Ce processus doit être diffusé – notamment par le biais de la sensibilisation – afin de s’assurer qu’il soit appliqué sur tous les projets. Trop souvent, des projets sont lancés en marge des équipes sécurité et alimentent le « Shadow IT ». L’enjeu est ici que la sécurité ne soit plus vue comme un frein, mais comme un élément moteur d’un projet. 

Problématiques techniques

Les problématiques techniques sont les plus évidentes quand on parle de cyber et s’articulent généralement autour de la question « Comment faire ? ». Cependant, il faut d’abord réfléchir à la pertinence de complexifier le SI avant de s’intéresser à la technique, à notre maîtrise des technologies, et l’intégration avec l’existant et ses mécanismes de sécurité. 

En effet, une étape clé dans le déploiement d’une nouvelle composante d’un système d’information est son intégration avec l’existant et ses mécanismes de sécurité. Il est possible que les applications existantes répondent déjà à tout ou partie du besoin, et il est nécessaire d’analyser la pertinence de déployer une nouvelle application plutôt que de faire évoluer l’existant. On rencontre ainsi parfois une multitude d’applications aux rôles très similaires, et qui n’ont parfois été utilisées que de façon très courte, comme lors des campagnes des départements « communication & marketing ». Cette réflexion peut permettre de rationaliser le lancement des projets et apporte un gain de temps et des coûts réduits de déploiement et d’exploitation. 

Elle s’applique également aux technologies existantes et déjà maîtrisées en interne : le choix de se tourner vers de nouvelles technologies doit faire l’objet d’une réflexion sur les coûts-bénéfices. Leur manque de maîtrise est également une source de risque, notamment si le peu de connaissance est détenue par un nombre limité de personnes – on parle alors de key person risk

En parallèle du choix d’architecture et des technologies, il faut s’assurer que le projet s’intègre dans le cadre de sécurité existant comme dit précédemment. Si des développements internes sont nécessaires par exemple, il est important de prévoir des audits de code tant pour en assurer la qualité que la sécurité. En effet, le coût de remédiation d’une vulnérabilité augmente considérablement si elle est découverte une fois le code en production et peut parfois venir remettre en cause les technologies utilisées ou l’architecture déployée. Ces audits de code doivent faire partie d’un processus plus large de sécurisation des systèmes avant leur mise en production qui comprend entre autres les tests de pénétration, de configuration, les procédures de gestions des accès, de fuites de données, etc. 

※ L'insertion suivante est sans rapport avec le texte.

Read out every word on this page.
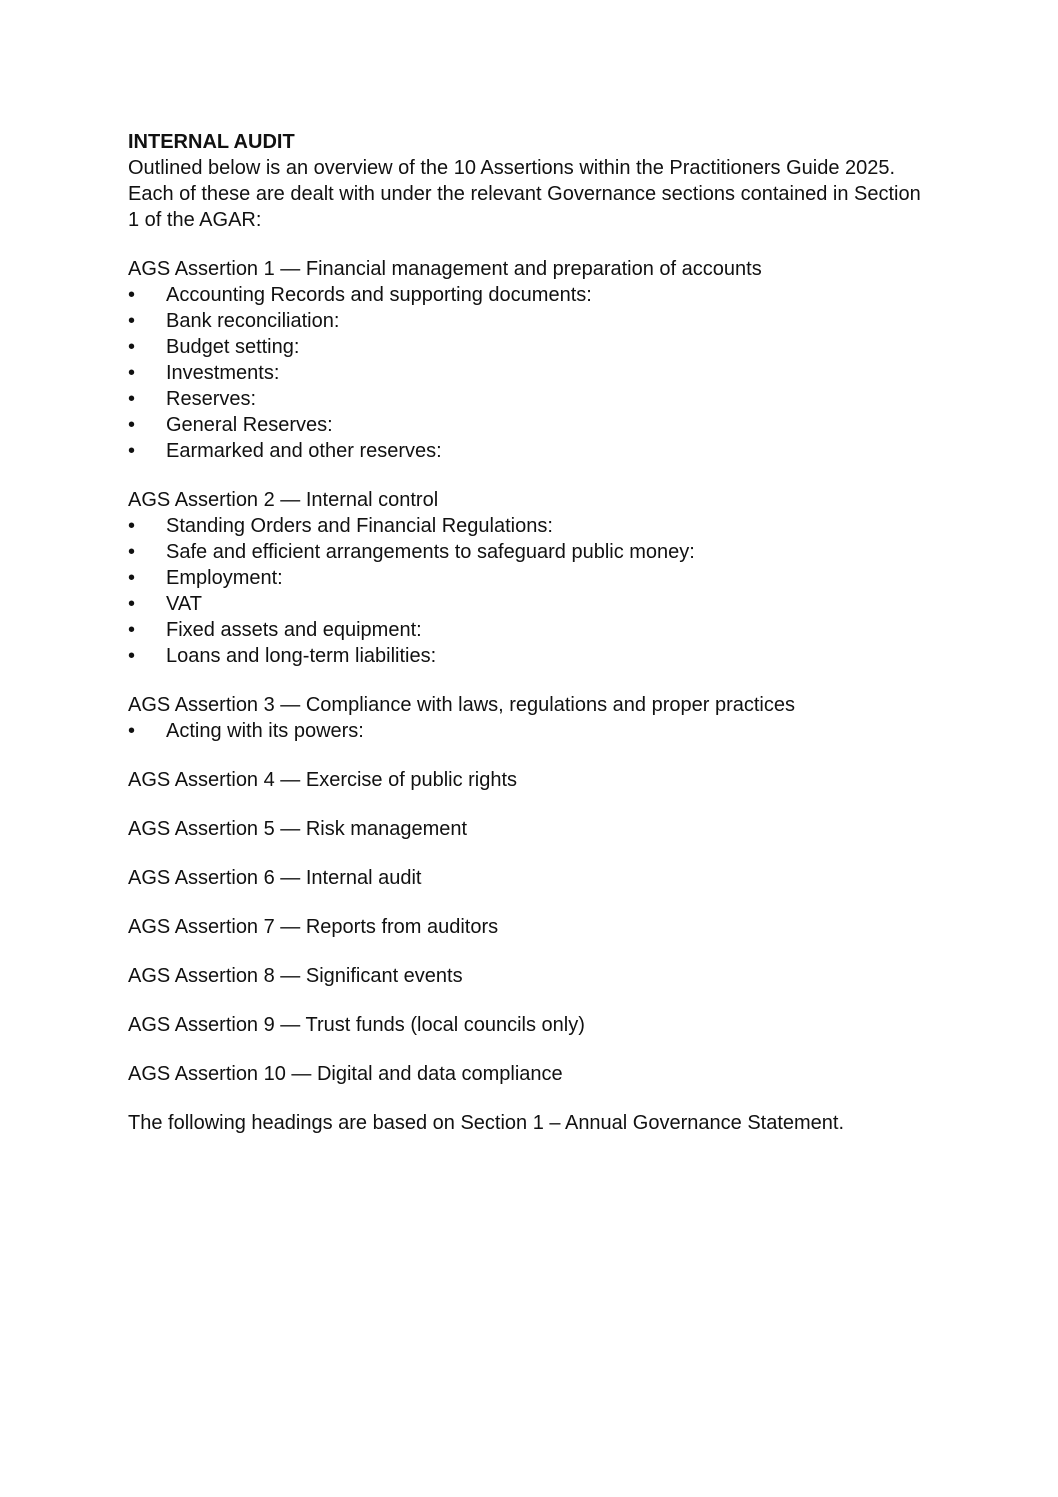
INTERNAL AUDIT
Outlined below is an overview of the 10 Assertions within the Practitioners Guide 2025. Each of these are dealt with under the relevant Governance sections contained in Section 1 of the AGAR:
AGS Assertion 1 — Financial management and preparation of accounts
• Accounting Records and supporting documents:
• Bank reconciliation:
• Budget setting:
• Investments:
• Reserves:
• General Reserves:
• Earmarked and other reserves:
AGS Assertion 2 — Internal control
• Standing Orders and Financial Regulations:
• Safe and efficient arrangements to safeguard public money:
• Employment:
• VAT
• Fixed assets and equipment:
• Loans and long-term liabilities:
AGS Assertion 3 — Compliance with laws, regulations and proper practices
• Acting with its powers:
AGS Assertion 4 — Exercise of public rights
AGS Assertion 5 — Risk management
AGS Assertion 6 — Internal audit
AGS Assertion 7 — Reports from auditors
AGS Assertion 8 — Significant events
AGS Assertion 9 — Trust funds (local councils only)
AGS Assertion 10 — Digital and data compliance
The following headings are based on Section 1 – Annual Governance Statement.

La gestion des accès de l’application est également un élément à arbitrer dès la phase de conception. Si l’entreprise dispose d’un annuaire unique, d’un service de SSO ou de fédération d’identités, elle doit s’assurer de choisir des services compatibles garantissant une gestion sécurisée et centralisée des identités et des accès. Une solution non compatible engendrera non seulement des risques sur l’entreprise, mais induira également des coûts supplémentaires : revue des droits séparée, mots de passe oubliés plus fréquemment, etc. 

Problématiques juridiques

Outre les contraintes internes, l’entreprise doit également se conformer à des contraintes externes telles que les réglementations ou les engagements contractuels avec les partenaires. Il est impératif pour le RSSI de s’assurer que ces aspects soient considérés le plus tôt possible – et avant toute contractualisation – notamment en ce qui concerne la localisation des données et la conformité RGPD. 

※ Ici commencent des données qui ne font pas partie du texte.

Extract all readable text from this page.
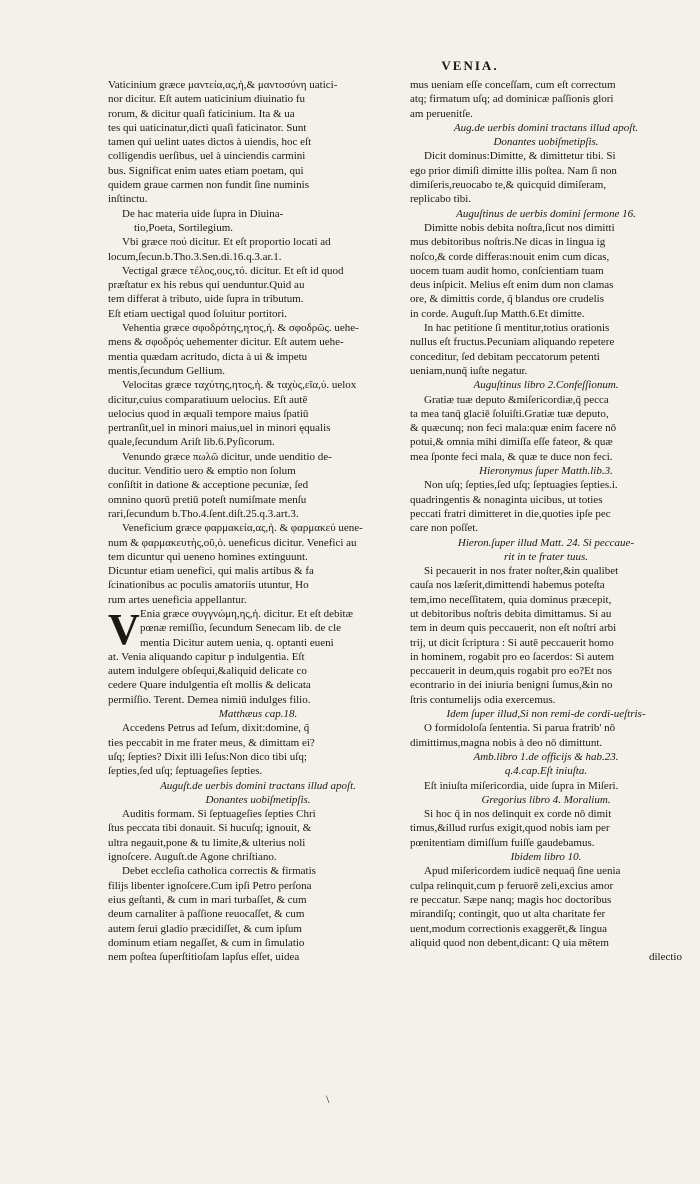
VENIA.
Vaticinium græce μαντεία,ας,ἡ,& μαντοσύνη uatici-
nor dicitur. Eſt autem uaticinium diuinatio fu
rorum, & dicitur quaſi faticinium. Ita & ua
tes qui uaticinatur,dicti quaſi faticinator. Sunt
tamen qui uelint uates dictos à uiendis, hoc eſt
colligendis uerſibus, uel à uinciendis carmini
bus. Significat enim uates etiam poetam, qui
quidem graue carmen non fundit ſine numinis
inſtinctu.
De hac materia uide ſupra in Diuina-
tio,Poeta, Sortilegium.
Vbi græce πού dicitur. Et eſt proportio locati ad
locum,ſecun.b.Tho.3.Sen.di.16.q.3.ar.1.
Vectigal græce τέλος,ους,τό. dicitur. Et eſt id quod
præſtatur ex his rebus qui uenduntur.Quid au
tem differat à tributo, uide ſupra in tributum.
Eſt etiam uectigal quod ſoluitur portitori.
Vehentia græce σφοδρότης,ητος,ἡ. & σφοδρῶς. uehe-
mens & σφοδρός uehementer dicitur. Eſt autem uehe-
mentia quædam acritudo, dicta à ui & impetu
mentis,ſecundum Gellium.
Velocitas græce ταχύτης,ητος,ἡ. & ταχὺς,εῖα,ύ. uelox
dicitur,cuius comparatiuum uelocius. Eſt autē
uelocius quod in æquali tempore maius ſpatiū
pertranſit,uel in minori maius,uel in minori ęqualis
quale,ſecundum Ariſt lib.6.Pyſicorum.
Venundo græce πωλῶ dicitur, unde uenditio de-
ducitur. Venditio uero & emptio non ſolum
conſiſtit in datione & acceptione pecuniæ, ſed
omnino quorū pretiū poteſt numiſmate menſu
rari,ſecundum b.Tho.4.ſent.diſt.25.q.3.art.3.
Veneficium græce φαρμακεία,ας,ἡ. & φαρμακεύ uene-
num & φαρμακευτὴς,οῦ,ὁ. ueneficus dicitur. Venefici au
tem dicuntur qui ueneno homines extinguunt.
Dicuntur etiam uenefici, qui malis artibus & fa
ſcinationibus ac poculis amatoriis utuntur, Ho
rum artes ueneficia appellantur.
V Enia græce συγγνώμη,ης,ἡ. dicitur. Et eſt debitæ
pœnæ remiſſio, ſecundum Senecam lib. de cle
mentia Dicitur autem uenia, q. optanti eueni
at. Venia aliquando capitur p indulgentia. Eſt
autem indulgere obſequi,&aliquid delicate co
cedere Quare indulgentia eſt mollis & delicata
permiſſio. Terent. Demea nimiū indulges filio.
Matthæus cap.18.
Accedens Petrus ad Ieſum, dixit:domine, q̄
ties peccabit in me frater meus, & dimittam ei?
uſq; ſepties? Dixit illi Ieſus:Non dico tibi uſq;
ſepties,ſed uſq; ſeptuageſies ſepties.
Auguſt.de uerbis domini tractans illud apoſt.
Donantes uobiſmetipſis.
Auditis formam. Si ſeptuageſies ſepties Chri
ſtus peccata tibi donauit. Si hucuſq; ignouit, &
ultra negauit,pone & tu limite,& ulterius noli
ignoſcere. Auguſt.de Agone chriſtiano.
Debet eccleſia catholica correctis & firmatis
filijs libenter ignoſcere.Cum ipſi Petro perſona
eius geſtanti, & cum in mari turbaſſet, & cum
deum carnaliter à paſſione reuocaſſet, & cum
autem ſerui gladio præcidiſſet, & cum ipſum
dominum etiam negaſſet, & cum in ſimulatio
nem poſtea ſuperſtitioſam lapſus eſſet, uidea
mus ueniam eſſe conceſſam, cum eſt correctum
atq; firmatum uſq; ad dominicæ paſſionis glori
am peruenitſe.
Aug.de uerbis domini tractans illud apoſt.
Donantes uobiſmetipſis.
Dicit dominus:Dimitte, & dimittetur tibi. Si
ego prior dimiſi dimitte illis poſtea. Nam ſi non
dimiſeris,reuocabo te,& quicquid dimiſeram,
replicabo tibi.
Auguſtinus de uerbis domini ſermone 16.
Dimitte nobis debita noſtra,ſicut nos dimitti
mus debitoribus noſtris.Ne dicas in lingua ig
noſco,& corde differas:nouit enim cum dicas,
uocem tuam audit homo, conſcientiam tuam
deus inſpicit. Melius eſt enim dum non clamas
ore, & dimittis corde, q̄ blandus ore crudelis
in corde. Auguſt.ſup Matth.6.Et dimitte.
In hac petitione ſi mentitur,totius orationis
nullus eſt fructus.Pecuniam aliquando repetere
conceditur, ſed debitam peccatorum petenti
ueniam,nunq̄ iuſte negatur.
Auguſtinus libro 2.Confeſſionum.
Gratiæ tuæ deputo &miſericordiæ,q̄ pecca
ta mea tanq̄ glaciē ſoluiſti.Gratiæ tuæ deputo,
& quæcunq; non feci mala:quæ enim facere nō
potui,& omnia mihi dimiſſa eſſe fateor, & quæ
mea ſponte feci mala, & quæ te duce non feci.
Hieronymus ſuper Matth.lib.3.
Non uſq; ſepties,ſed uſq; ſeptuagies ſepties.i.
quadringentis & nonaginta uicibus, ut toties
peccati fratri dimitteret in die,quoties ipſe pec
care non poſſet.
Hieron.ſuper illud Matt. 24. Si peccaue-
rit in te frater tuus.
Si pecauerit in nos frater noſter,&in qualibet
cauſa nos læſerit,dimittendi habemus poteſta
tem,imo neceſſitatem, quia dominus præcepit,
ut debitoribus noſtris debita dimittamus. Si au
tem in deum quis peccauerit, non eſt noſtri arbi
trij, ut dicit ſcriptura : Si autē peccauerit homo
in hominem, rogabit pro eo ſacerdos: Si autem
peccauerit in deum,quis rogabit pro eo?Et nos
econtrario in dei iniuria benigni ſumus,&in no
ſtris contumelijs odia exercemus.
Idem ſuper illud,Si non remi-de cordi-ueſtris-
O formidoloſa ſententia. Si parua fratrib' nō
dimittimus,magna nobis à deo nō dimittunt.
Amb.libro 1.de officijs & hab.23.
q.4.cap.Eſt iniuſta.
Eſt iniuſta miſericordia, uide ſupra in Miſeri.
Gregorius libro 4. Moralium.
Si hoc q̄ in nos delinquit ex corde nō dimit
timus,&illud rurſus exigit,quod nobis iam per
pœnitentiam dimiſſum fuiſſe gaudebamus.
Ibidem libro 10.
Apud miſericordem iudicē nequaq̄ ſine uenia
culpa relinquit,cum p feruorē zeli,excius amor
re peccatur. Sæpe nanq; magis hoc doctoribus
mirandiſq; contingit, quo ut alta charitate fer
uent,modum correctionis exaggerēt,& lingua
aliquid quod non debent,dicant: Q uia mētem
dilectio
\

Qu’elle soit gérée par un prestataire ou directement par l’entreprise, le choix de la localisation des données doit être anticipé et arbitré selon le cadre légal des activités traitées. Ainsi, aux Etats-Unis, le PATRIOT Act (2001) ou le CLOUD Act (2018) permettent aux autorités judiciaires et aux agences gouvernementales américaines de demander l’accès aux données hébergées par les sociétés de droit étasunien quelle que soit la localisation physique de ces données, et sans nécessairement en informer leurs propriétaires. Ce type de loi sur les données hébergées n’est pas propre qu’aux États-Unis et existent dans d’autres pays : la loi sur la cybersécurité de 2017 en Chine impose aux entreprises exerçant en Chine d’héberger leurs données sur le territoire chinois. Une vision éclairée sur le cadre juridique peut donc avoir un impact direct sur la mise en place de mesure de sécurité tel que le chiffrement des données applicatives. 

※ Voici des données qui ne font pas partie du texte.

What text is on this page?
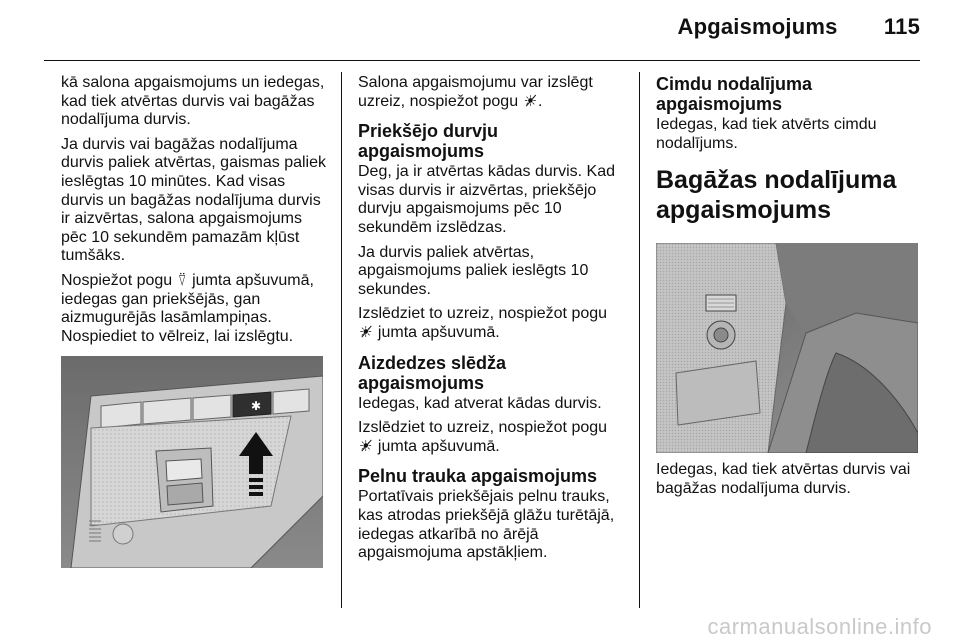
Apgaismojums 115

kā salona apgaismojums un iedegas, kad tiek atvērtas durvis vai bagāžas nodalījuma durvis.

Ja durvis vai bagāžas nodalījuma durvis paliek atvērtas, gaismas paliek ieslēgtas 10 minūtes. Kad visas durvis un bagāžas nodalījuma durvis ir aizvērtas, salona apgaismojums pēc 10 sekundēm pamazām kļūst tumšāks.

Nospiežot pogu ⍢ jumta apšuvumā, iedegas gan priekšējās, gan aizmugurējās lasāmlampiņas. Nospiediet to vēlreiz, lai izslēgtu.

✱

Salona apgaismojumu var izslēgt uzreiz, nospiežot pogu ☀̸.

Priekšējo durvju apgaismojums

Deg, ja ir atvērtas kādas durvis. Kad visas durvis ir aizvērtas, priekšējo durvju apgaismojums pēc 10 sekundēm izslēdzas.

Ja durvis paliek atvērtas, apgaismojums paliek ieslēgts 10 sekundes.

Izslēdziet to uzreiz, nospiežot pogu ☀̸ jumta apšuvumā.

Aizdedzes slēdža apgaismojums

Iedegas, kad atverat kādas durvis.

Izslēdziet to uzreiz, nospiežot pogu ☀̸ jumta apšuvumā.

Pelnu trauka apgaismojums

Portatīvais priekšējais pelnu trauks, kas atrodas priekšējā glāžu turētājā, iedegas atkarībā no ārējā apgaismojuma apstākļiem.

Cimdu nodalījuma apgaismojums

Iedegas, kad tiek atvērts cimdu nodalījums.

Bagāžas nodalījuma apgaismojums

Iedegas, kad tiek atvērtas durvis vai bagāžas nodalījuma durvis.

carmanualsonline.info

Le même type de réflexion doit être appliquée concernant le traitement des données personnelles. Entré en vigueur en 2016, le RGPD vise à responsabiliser les organismes sur les traitements de ce type de données. L’entreprise doit s’assurer d’identifier les données personnelles qui seront utilisées et lister les traitements associés lors du lancement des nouveaux projets. 

De façon plus générale, l’entreprise doit s’assurer que ses partenaires aient un niveau de sécurité au moins équivalent à celui de l’entreprise. Il faut donc définir le type de preuves qui peuvent être attendues de leur part : cela peut passer par un questionnaire de sécurité accompagné de documentations internes ou bien par la mise en place d’un plan d’assurance sécurité (PAS) lors de l’appel d’offre. Le PAS permet de décrire et de contractualiser les exigences sécurité entre l’entreprise et le partenaire. En fonction des projets, des certifications spécifiques peuvent également être nécessaires : PCI-DSS dans le cadre d’activité monétique, ou encore HIPAA aux Etats-Unis pour les activités traitant des données de santé. 

Conclusion

Nous considérons l’intégration de la sécurité dans les projets comme l’un des enjeux majeurs du RSSI. Les avantages de cette démarche sont multiples. Elle permet de sensibiliser les équipes projets et métiers aux enjeux de la cybersécurité tout en donnant l’opportunité d’intégrer les problématiques de sécurité organisationnelles, techniques et réglementaires en amont des projets (principe du security by design). L’intégration de la sécurité dans les projets permet également de donner une vision pragmatique des risques cyber auxquels l’entreprise est exposée. Ces informations serviront d’entrants au RSSI dans la priorisation du traitement des risques ainsi que dans les tableaux de suivi des risques communiqués à la direction.